Ambas aspirações frustraram-se e com elas frustrou-se nossa política externa de uma visão mais ampla e equilibrada na consecução de nossos interesses no plano externo. Houve algumas iniciativas de natureza compensatória—o que chamamos em metodologia de medidas «band aid», que tapam erros na formulação de teorias, neste caso de políticas–, tais como o movimento em direção aos países árabes, ou o seguinte, em direção aos países africanos; ou ainda, a tentativa de injetar algum dinamismo à integração sul-americana, com a UNASUL e latino-americana, com a CELAC. Como os procedimentos do tipo «band aid», todas essas iniciativas, em si mesmas muito positivas, carecem de consistência, tomadas mais bem em função dos interesses do Chanceler em perseguir aspirações ligadas aos dois temas que privilegiou em sua macro-política externa.
Na mesma ordem de ideias, foi promovida, nessa época, a abertura de embaixadas em diversos países no Caribe, na África e na Ásia, e mesmo na Europa, cuja justificativa, em parte significativa dos casos, vincula-se exclusivamente ao projeto de conquistar votos e apoio para a pretensão de conseguir assento permanente no Conselho de Segurança das Nações Unidas.
Como é obvio, erros, ainda que graves, não podem justificar o rompimento com os princípios fundamentais de nossa ação externa. No caso das posições declaradas ou tomadas pela nossa atual chefia no Itamaraty, de moto próprio ou alheio, não parece razoável, a não ser no contexto de políticas populistas e de um nacionalismo arcaico, renegar a trajetória de conquistas do Brasil no campo externo, inclusive e primeiramente o respeito com que o nome do Brasil é visto no contexto internacional, por conta do combate a «falsas ideologias» . Claro que devemos buscar a verdade, e não há como escapar dessa missão, se damos algum valor à vida. O problema é que temos muitas verdades, algumas—as boas verdades—acompanhadas de seu rabicho de ficção; outras–as falsas verdades–sempre encabeçadas por ideologias, as cabeças das hidras que, cortadas, sempre renascem, em vestes ora esquerdistas, ora direitistas, estofadas sempre do recheio do radicalismo.

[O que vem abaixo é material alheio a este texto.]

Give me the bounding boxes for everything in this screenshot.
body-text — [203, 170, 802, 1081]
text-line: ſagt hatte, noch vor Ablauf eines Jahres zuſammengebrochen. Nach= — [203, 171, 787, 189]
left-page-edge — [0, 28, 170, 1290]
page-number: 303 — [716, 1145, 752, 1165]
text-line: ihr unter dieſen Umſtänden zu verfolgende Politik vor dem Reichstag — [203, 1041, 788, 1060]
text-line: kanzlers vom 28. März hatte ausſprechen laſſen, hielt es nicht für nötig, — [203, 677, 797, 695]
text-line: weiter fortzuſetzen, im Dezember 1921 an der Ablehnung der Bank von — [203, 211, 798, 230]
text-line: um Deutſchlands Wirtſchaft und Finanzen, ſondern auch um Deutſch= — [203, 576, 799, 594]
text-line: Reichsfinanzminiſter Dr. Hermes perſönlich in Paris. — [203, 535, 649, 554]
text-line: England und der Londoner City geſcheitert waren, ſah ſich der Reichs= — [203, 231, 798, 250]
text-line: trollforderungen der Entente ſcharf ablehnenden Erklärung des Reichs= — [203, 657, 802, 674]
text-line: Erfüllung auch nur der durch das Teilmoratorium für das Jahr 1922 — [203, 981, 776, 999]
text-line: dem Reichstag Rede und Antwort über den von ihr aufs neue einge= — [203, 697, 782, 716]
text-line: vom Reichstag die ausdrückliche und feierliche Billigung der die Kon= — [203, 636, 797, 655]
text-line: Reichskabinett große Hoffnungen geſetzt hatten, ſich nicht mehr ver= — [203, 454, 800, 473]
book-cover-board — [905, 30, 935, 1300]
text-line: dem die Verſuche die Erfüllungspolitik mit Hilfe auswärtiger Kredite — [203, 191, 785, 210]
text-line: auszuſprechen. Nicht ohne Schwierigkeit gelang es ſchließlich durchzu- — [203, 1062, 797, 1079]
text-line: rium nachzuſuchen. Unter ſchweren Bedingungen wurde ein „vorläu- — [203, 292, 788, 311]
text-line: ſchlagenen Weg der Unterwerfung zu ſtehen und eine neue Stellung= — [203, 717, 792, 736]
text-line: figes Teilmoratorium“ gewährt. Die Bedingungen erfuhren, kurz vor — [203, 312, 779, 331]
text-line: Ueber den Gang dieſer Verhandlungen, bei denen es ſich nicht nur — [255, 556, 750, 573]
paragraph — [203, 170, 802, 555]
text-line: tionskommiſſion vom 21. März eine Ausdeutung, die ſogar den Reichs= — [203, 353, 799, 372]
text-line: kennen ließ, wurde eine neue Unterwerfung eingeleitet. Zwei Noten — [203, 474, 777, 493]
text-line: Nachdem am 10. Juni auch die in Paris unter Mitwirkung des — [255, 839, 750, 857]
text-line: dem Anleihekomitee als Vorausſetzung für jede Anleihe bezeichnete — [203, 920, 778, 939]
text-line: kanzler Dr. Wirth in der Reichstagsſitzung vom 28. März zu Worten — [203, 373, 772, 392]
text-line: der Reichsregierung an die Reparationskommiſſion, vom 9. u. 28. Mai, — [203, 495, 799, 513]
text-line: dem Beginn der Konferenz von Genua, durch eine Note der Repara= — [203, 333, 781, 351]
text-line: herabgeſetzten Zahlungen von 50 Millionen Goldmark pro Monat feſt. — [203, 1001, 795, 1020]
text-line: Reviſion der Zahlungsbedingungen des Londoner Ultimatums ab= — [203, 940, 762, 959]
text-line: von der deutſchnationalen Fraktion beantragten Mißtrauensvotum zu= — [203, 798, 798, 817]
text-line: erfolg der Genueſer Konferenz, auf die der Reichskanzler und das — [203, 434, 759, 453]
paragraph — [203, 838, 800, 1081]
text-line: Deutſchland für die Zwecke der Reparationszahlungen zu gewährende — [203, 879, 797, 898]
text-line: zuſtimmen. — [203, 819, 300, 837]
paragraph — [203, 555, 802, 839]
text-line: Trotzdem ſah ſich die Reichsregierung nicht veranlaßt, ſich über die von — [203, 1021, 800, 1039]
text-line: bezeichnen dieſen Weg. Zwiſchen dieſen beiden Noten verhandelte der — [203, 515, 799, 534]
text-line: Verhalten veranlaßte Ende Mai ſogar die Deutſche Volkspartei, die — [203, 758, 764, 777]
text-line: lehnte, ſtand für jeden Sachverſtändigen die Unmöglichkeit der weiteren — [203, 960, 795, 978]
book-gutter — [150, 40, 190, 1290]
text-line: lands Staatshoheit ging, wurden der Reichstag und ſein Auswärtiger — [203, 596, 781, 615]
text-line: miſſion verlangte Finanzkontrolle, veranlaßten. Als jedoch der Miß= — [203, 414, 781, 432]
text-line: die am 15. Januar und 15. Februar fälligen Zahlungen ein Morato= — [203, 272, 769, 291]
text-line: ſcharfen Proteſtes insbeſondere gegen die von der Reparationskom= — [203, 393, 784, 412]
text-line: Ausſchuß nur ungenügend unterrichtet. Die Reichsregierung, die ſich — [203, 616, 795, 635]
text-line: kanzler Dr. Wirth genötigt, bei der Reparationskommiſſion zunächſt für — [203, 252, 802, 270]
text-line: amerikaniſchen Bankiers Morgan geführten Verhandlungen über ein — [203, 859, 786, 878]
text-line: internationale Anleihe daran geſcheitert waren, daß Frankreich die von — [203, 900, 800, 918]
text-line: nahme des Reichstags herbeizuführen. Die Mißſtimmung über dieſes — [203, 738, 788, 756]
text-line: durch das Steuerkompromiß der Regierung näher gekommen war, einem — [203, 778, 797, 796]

Contrariamente ao que diz o novo Ministro das Relações Exteriores, não vejo o Itamaraty, pelo menos nas últimas sete décadas, afastado nem do povo brasileiro nem dos interesses pátrios ou de suas tradições, mais ou menos do que os governos a que serviu .Tampouco vejo os diplomatas brasileiros se valorizando mutuamente, oblívios ao que se passa no Brasil real, fora dos muros do nosso Ministério. Mas, posso estar equivocado e, como digo, houve enormes distorções. .Daí talvez a minha matutice. Como assinalado, chanceleres cometem erros, por vezes crassos, na execução acrítica de políticas externas, muitas vezes sob inspiração espúria.

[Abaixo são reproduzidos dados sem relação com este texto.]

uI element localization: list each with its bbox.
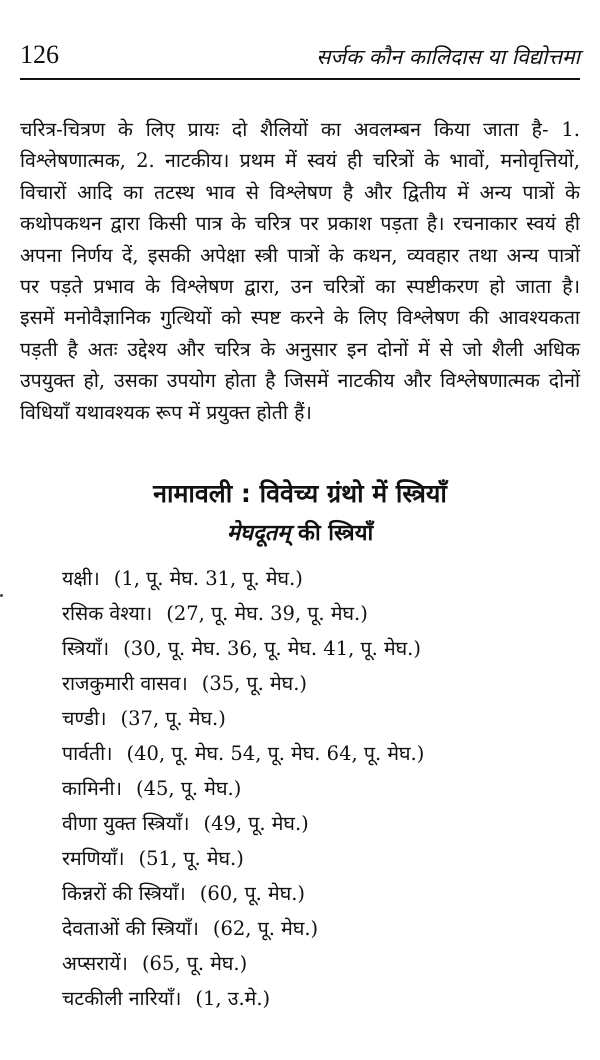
list-item-reference: (37, पू. मेघ.): [120, 707, 226, 730]
list-item: [62, 701, 582, 736]
list-item-reference: (65, पू. मेघ.): [141, 952, 248, 975]
subheading-rest: की स्त्रियाँ: [298, 521, 374, 546]
list-item-name: पार्वती।: [62, 742, 113, 765]
list-item-name: चण्डी।: [62, 707, 107, 730]
list-item-reference: (40, पू. मेघ. 54, पू. मेघ. 64, पू. मेघ.): [126, 742, 425, 765]
names-list: [62, 561, 582, 1016]
list-item: [62, 736, 582, 771]
paragraph-line: अपना निर्णय दें, इसकी अपेक्षा स्त्री पात्रों के कथन, व्यवहार तथा अन्य पात्रों: [20, 243, 580, 267]
page-header: [20, 40, 580, 74]
paragraph-line: कथोपकथन द्वारा किसी पात्र के चरित्र पर प्रकाश पड़ता है। रचनाकार स्वयं ही: [20, 212, 580, 236]
paragraph-line: पर पड़ते प्रभाव के विश्लेषण द्वारा, उन चरित्रों का स्पष्टीकरण हो जाता है।: [20, 274, 580, 298]
list-item-name: स्त्रियाँ।: [62, 637, 110, 660]
paragraph-line: विश्लेषणात्मक, 2. नाटकीय। प्रथम में स्वयं ही चरित्रों के भावों, मनोवृत्तियों,: [20, 149, 580, 173]
paragraph-line: पड़ती है अतः उद्देश्य और चरित्र के अनुसार इन दोनों में से जो शैली अधिक: [20, 337, 580, 361]
header-rule: [20, 78, 580, 80]
list-item-reference: (1, पू. मेघ. 31, पू. मेघ.): [113, 567, 303, 590]
list-item-reference: (30, पू. मेघ. 36, पू. मेघ. 41, पू. मेघ.): [123, 637, 421, 660]
list-item-name: वीणा युक्त स्त्रियाँ।: [62, 812, 190, 835]
list-item-reference: (1, उ.मे.): [195, 987, 271, 1010]
paragraph-line: विचारों आदि का तटस्थ भाव से विश्लेषण है और द्वितीय में अन्य पात्रों के: [20, 180, 580, 204]
list-item-name: किन्नरों की स्त्रियाँ।: [62, 882, 186, 905]
page-number: 126: [20, 40, 59, 69]
list-item-name: अप्सरायें।: [62, 952, 128, 975]
body-paragraph: [20, 114, 580, 428]
paragraph-line: उपयुक्त हो, उसका उपयोग होता है जिसमें नाटकीय और विश्लेषणात्मक दोनों: [20, 369, 580, 393]
list-item-name: देवताओं की स्त्रियाँ।: [62, 917, 199, 940]
list-item-reference: (51, पू. मेघ.): [138, 847, 244, 870]
section-heading: नामावली : विवेच्य ग्रंथो में स्त्रियाँ: [153, 479, 447, 508]
running-title: सर्जक कौन कालिदास या विद्योत्तमा: [316, 45, 580, 69]
list-item-name: चटकीली नारियाँ।: [62, 987, 182, 1010]
list-item: [62, 981, 582, 1016]
paragraph-line: चरित्र-चित्रण के लिए प्रायः दो शैलियों का अवलम्बन किया जाता है- 1.: [20, 118, 580, 141]
section-subheading: [20, 518, 580, 550]
list-item-name: राजकुमारी वासव।: [62, 672, 188, 695]
list-item-name: यक्षी।: [62, 567, 100, 590]
list-item: [62, 596, 582, 631]
list-item: [62, 771, 582, 806]
paragraph-line: इसमें मनोवैज्ञानिक गुत्थियों को स्पष्ट करने के लिए विश्लेषण की आवश्यकता: [20, 306, 580, 330]
list-item: [62, 806, 582, 841]
list-item-reference: (49, पू. मेघ.): [203, 812, 309, 835]
list-item-reference: (27, पू. मेघ. 39, पू. मेघ.): [166, 602, 368, 625]
work-title: मेघदूतम्: [226, 521, 291, 546]
list-item: [62, 876, 582, 911]
margin-speck: [0, 594, 3, 597]
list-item-reference: (60, पू. मेघ.): [199, 882, 306, 905]
paragraph-line: विधियाँ यथावश्यक रूप में प्रयुक्त होती हैं।: [20, 400, 312, 424]
list-item-reference: (62, पू. मेघ.): [212, 917, 319, 940]
list-item: [62, 666, 582, 701]
list-item-name: कामिनी।: [62, 777, 123, 800]
list-item: [62, 631, 582, 666]
list-item: [62, 561, 582, 596]
list-item-name: रमणियाँ।: [62, 847, 125, 870]
list-item: [62, 946, 582, 981]
list-item-name: रसिक वेश्या।: [62, 602, 153, 625]
list-item-reference: (45, पू. मेघ.): [136, 777, 242, 800]
list-item-reference: (35, पू. मेघ.): [201, 672, 308, 695]
list-item: [62, 911, 582, 946]
list-item: [62, 841, 582, 876]
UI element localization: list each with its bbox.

É fato corrente, se bem nunca admitido oficialmente, que, durante a década de 1930 e inícios da década de 1940, por exemplo, o governo da ditadura getulista instruiu as nossas embaixadas e consulados a limitarem a concessão de vistos de entrada no Brasil a judeus, ou mesmo de se abster de fazê-lo. A partir de 1995, com a abertura dos arquivos do Itamaraty, pesquisas, como a da professora Maria Luiza Tucci Carneiro, da USP, não só confirmam essa política dos governo de Getúlio Vargas e, em seguida, Dutra, como revelam a extensão de seu endosso e aplicação pelo chanceler Oswaldo Aranha O mesmo Oswaldo Aranha que é meritoriamente reconhecido pelos israelenses pela sua participação, em 1947, na decisão da Assembléia Geral da ONU, por ele presidida, de criar o Estado de Israel.
Diplomatas brasileiros que se recusaram a obedecer a tais instruções foram punidos. O caso mais conhecido foi o do então nosso embaixador em Paris, Luiz Martins de Souza Dantas, que concedeu centenas de vistos a judeus sem informar o governo da origem étnica dos requerentes.

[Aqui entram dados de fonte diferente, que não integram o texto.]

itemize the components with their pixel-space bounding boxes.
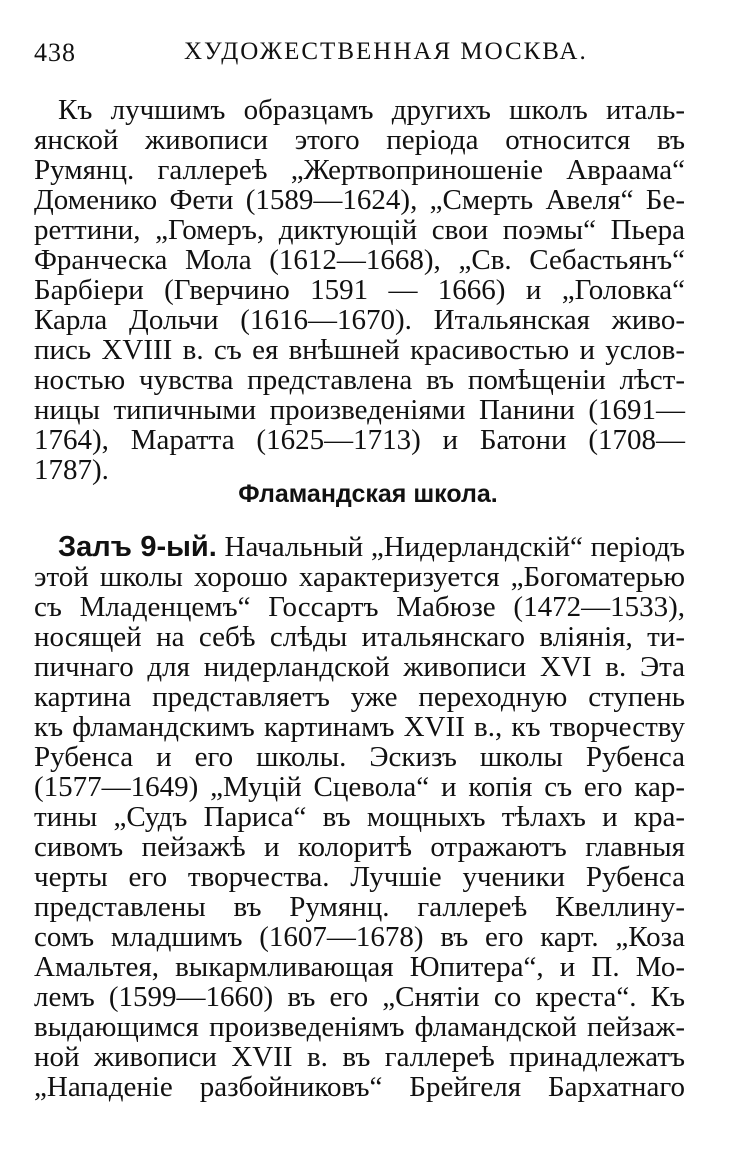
text-line: черты его творчества. Лучшіе ученики Рубенса: [34, 861, 685, 893]
text-line: тины „Судъ Париса“ въ мощныхъ тѣлахъ и кра-: [34, 801, 685, 833]
text-line: Доменико Фети (1589—1624), „Смерть Авеля“ Бе-: [34, 184, 685, 216]
text-line: янской живописи этого періода относится въ: [34, 124, 685, 156]
text-line: 1764), Маратта (1625—1713) и Батони (1708—: [34, 424, 685, 456]
text-line: Румянц. галлереѣ „Жертвоприношеніе Авраама“: [34, 154, 685, 186]
text-line: пичнаго для нидерландской живописи XVI в. Эта: [34, 651, 685, 683]
text-line: сивомъ пейзажѣ и колоритѣ отражаютъ главныя: [34, 831, 685, 863]
text-line: картина представляетъ уже переходную ступень: [34, 681, 685, 713]
section-heading: Фламандская школа.: [238, 480, 498, 508]
page-header: [34, 38, 634, 78]
text-line: (1577—1649) „Муцій Сцевола“ и копія съ его кар-: [34, 771, 685, 803]
text-line: лемъ (1599—1660) въ его „Снятіи со креста“. Къ: [34, 981, 685, 1013]
page-number: 438: [34, 38, 76, 67]
text-line: реттини, „Гомеръ, диктующій свои поэмы“ Пьера: [34, 214, 685, 246]
hall-label: Залъ 9-ый.: [58, 531, 217, 563]
text-line: къ фламандскимъ картинамъ XVII в., къ творчеству: [34, 711, 685, 743]
running-title: ХУДОЖЕСТВЕННАЯ МОСКВА.: [184, 38, 588, 65]
text-line-rest: Начальный „Нидерландскій“ періодъ: [224, 531, 685, 563]
text-line: представлены въ Румянц. галлереѣ Квеллину-: [34, 891, 685, 923]
text-line: выдающимся произведеніямъ фламандской пейзаж-: [34, 1011, 685, 1043]
text-line: Къ лучшимъ образцамъ другихъ школъ италь-: [58, 94, 685, 126]
text-line: „Нападеніе разбойниковъ“ Брейгеля Бархатнаго: [34, 1071, 685, 1103]
text-line: съ Младенцемъ“ Госсартъ Мабюзе (1472—1533),: [34, 591, 685, 623]
text-line: Рубенса и его школы. Эскизъ школы Рубенса: [34, 741, 685, 773]
text-line: носящей на себѣ слѣды итальянскаго вліянія, ти-: [34, 621, 685, 653]
text-line: ницы типичными произведеніями Панини (1691—: [34, 394, 685, 426]
text-line: ностью чувства представлена въ помѣщеніи лѣст-: [34, 364, 685, 396]
text-line: пись XVIII в. съ ея внѣшней красивостью и услов-: [34, 334, 685, 366]
text-line: Барбіери (Гверчино 1591 — 1666) и „Головка“: [34, 274, 685, 306]
text-line-first: [58, 532, 685, 562]
text-line: этой школы хорошо характеризуется „Богоматерью: [34, 561, 685, 593]
text-line: Карла Дольчи (1616—1670). Итальянская живо-: [34, 304, 685, 336]
text-line: ной живописи XVII в. въ галлереѣ принадлежатъ: [34, 1041, 685, 1073]
text-line: Франческа Мола (1612—1668), „Св. Себастьянъ“: [34, 244, 685, 276]
text-line: 1787).: [34, 454, 109, 486]
text-line: сомъ младшимъ (1607—1678) въ его карт. „Коза: [34, 921, 685, 953]
text-line: Амальтея, выкармливающая Юпитера“, и П. Мо-: [34, 951, 685, 983]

Em entrevista ao jornalista João Fellet, da BBC News Brasil, em 20 janeiro de 2019, a professora Tucci conta que «Vargas instaurou um processo administrativo contra o embaixador, que passou 14 meses detido na Alemanha após tropas nazistas invadirem a embaixada brasileira em 1942. Em 2003, (Souza Dantas) foi reconhecido como Justo entre as Nações pelo Yad Vashem (Museu do Holocausto), em Jerusalém». Retornarei mais adiante, na Parte IV das «Vivências» a essa importante questão da política do governo brasileiro de restrições à imigração judaica sobretudo durante os anos de 1937 a 1950.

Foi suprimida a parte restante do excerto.